While adults between the ages of 50 to 59 suffer the highest death rate due to bicycling, children between the ages of 5 and 14, as well as young teens between the ages of 15 and 19, “have the highest rates of nonfatal bicycle-related injuries,” the CDC reported.
Shouldn’t something be done here?
Surely, a bike buyback program is warranted.
Here’s something to consider as well, in a headline from Forbes from January 2017, as well: “Death By Selfie: Serious Incidents, Including Injury And Death, Are On The Rise.” The story spoke of how several youths taking selfies on a lake in India drowned when their boat tilted. America has lakes; America has youths. Catch the drift?
Fact is: Life is a dangerous past-time. Regulating away every danger is impossible. Moreover, using real guns to murder, maim and kill is already outlawed. So is using a firearm in the commission of another crime, like dealing drugs. Going after the toy guns now isn’t going to help with any of those firearm-tied crime statistics.
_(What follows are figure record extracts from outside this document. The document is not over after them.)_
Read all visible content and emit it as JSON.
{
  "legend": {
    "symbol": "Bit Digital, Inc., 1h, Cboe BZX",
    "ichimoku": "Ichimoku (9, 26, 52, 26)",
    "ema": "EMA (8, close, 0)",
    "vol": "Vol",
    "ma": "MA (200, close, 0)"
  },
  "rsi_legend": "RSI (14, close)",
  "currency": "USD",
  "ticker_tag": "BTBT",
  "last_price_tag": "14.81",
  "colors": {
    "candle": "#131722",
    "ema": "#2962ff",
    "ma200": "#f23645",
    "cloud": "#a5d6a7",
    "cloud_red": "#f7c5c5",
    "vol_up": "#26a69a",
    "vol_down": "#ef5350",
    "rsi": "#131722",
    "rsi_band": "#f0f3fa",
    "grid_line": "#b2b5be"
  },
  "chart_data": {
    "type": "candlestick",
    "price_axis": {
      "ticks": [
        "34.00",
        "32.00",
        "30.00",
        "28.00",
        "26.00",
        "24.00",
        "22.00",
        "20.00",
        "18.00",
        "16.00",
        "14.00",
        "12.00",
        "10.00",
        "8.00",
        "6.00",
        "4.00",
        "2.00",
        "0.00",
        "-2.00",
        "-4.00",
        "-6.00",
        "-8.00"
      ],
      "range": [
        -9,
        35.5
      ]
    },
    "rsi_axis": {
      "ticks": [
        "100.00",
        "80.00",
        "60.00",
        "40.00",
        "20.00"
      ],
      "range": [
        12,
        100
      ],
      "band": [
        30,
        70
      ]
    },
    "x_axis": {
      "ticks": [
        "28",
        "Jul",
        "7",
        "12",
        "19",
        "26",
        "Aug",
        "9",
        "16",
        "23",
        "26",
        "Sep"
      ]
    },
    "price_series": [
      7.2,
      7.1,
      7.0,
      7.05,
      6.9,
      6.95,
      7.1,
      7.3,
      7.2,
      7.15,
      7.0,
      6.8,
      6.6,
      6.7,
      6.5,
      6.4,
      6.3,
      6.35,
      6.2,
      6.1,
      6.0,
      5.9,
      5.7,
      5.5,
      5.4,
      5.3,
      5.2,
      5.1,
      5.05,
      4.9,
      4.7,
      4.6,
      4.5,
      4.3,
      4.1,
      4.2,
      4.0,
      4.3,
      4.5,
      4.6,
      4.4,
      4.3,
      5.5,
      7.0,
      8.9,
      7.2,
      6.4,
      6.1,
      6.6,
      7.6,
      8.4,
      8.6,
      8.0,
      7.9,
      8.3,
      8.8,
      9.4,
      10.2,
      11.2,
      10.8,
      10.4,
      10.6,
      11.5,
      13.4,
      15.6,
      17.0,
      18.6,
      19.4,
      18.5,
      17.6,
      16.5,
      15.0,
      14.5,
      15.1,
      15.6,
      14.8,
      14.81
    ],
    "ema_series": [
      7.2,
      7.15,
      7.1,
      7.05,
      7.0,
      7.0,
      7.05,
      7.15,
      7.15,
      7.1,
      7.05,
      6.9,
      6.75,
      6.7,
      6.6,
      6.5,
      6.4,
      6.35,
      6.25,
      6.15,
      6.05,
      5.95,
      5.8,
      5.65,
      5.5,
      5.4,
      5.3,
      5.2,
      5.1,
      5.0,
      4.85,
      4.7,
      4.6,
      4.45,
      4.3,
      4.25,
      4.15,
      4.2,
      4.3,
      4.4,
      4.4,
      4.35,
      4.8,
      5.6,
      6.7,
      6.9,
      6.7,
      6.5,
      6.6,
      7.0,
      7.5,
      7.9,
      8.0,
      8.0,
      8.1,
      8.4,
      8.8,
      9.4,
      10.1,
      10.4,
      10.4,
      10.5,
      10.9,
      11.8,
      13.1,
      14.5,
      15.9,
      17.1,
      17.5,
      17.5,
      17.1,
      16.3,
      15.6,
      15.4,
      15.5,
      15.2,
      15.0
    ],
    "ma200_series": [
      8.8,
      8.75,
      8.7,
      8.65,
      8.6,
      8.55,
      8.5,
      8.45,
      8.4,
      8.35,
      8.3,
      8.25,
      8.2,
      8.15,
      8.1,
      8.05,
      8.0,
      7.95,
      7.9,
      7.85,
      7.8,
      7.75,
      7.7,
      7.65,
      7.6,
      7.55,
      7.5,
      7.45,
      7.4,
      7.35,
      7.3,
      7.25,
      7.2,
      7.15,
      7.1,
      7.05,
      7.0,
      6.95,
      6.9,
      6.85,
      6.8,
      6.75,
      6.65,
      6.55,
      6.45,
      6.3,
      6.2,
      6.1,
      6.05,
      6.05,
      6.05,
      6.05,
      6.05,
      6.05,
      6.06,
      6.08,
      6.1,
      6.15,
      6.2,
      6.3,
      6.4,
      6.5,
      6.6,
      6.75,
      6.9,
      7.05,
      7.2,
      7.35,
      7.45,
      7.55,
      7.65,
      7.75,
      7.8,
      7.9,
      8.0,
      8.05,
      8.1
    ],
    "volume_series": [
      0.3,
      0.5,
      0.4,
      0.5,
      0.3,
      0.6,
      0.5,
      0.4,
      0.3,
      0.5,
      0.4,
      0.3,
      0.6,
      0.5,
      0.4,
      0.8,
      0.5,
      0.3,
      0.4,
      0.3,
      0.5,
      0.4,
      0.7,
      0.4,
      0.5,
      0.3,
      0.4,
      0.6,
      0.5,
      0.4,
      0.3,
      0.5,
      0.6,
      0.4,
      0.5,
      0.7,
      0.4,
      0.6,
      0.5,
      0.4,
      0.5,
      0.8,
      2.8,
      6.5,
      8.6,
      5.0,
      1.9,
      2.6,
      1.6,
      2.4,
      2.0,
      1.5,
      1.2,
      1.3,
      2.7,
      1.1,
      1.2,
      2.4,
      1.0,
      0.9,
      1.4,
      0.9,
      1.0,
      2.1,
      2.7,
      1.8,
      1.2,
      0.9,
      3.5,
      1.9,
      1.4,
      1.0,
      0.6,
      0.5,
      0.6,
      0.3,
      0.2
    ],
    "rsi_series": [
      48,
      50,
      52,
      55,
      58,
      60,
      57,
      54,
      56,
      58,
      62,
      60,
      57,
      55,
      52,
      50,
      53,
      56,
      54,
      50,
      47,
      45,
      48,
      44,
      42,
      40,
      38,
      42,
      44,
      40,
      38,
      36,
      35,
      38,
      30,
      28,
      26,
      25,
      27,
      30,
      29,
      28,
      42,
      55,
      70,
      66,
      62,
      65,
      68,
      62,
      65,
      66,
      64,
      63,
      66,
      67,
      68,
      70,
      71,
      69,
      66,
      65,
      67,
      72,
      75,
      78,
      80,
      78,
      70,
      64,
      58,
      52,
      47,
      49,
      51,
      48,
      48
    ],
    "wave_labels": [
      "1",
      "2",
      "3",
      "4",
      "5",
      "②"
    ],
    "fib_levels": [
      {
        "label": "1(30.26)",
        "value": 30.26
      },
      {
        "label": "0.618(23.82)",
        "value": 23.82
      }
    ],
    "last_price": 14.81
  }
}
Police and hand-wringing politicians say the toy guns can be mistaken for real guns, and officers on the job may mistakenly shoot to kill. But that sounds more like a police problem than a toy gun problem.
That sounds more like an excuse to bring about an agenda. And so it is, using the left’s favored “for the children” approach.
The real issue here is the left hates guns — the left hates the Second Amendment. In their hunger to obliterate the individual freedom Founding Fathers recognized in the Constitution as a God-given right to self-defense, the left has gone after the most propaganda-vulnerable: the children.
They’re trying to sell the idea that toy guns are nearly as dangerous as real guns in hopes of guilting parents into relinquishing their rights to decide, and with the ultimate aim at teaching children who don’t know better to fear the Second Amendment.
But a toy is a toy is a toy. That goes for toy guns, too, no matter how many pansies try to paint otherwise.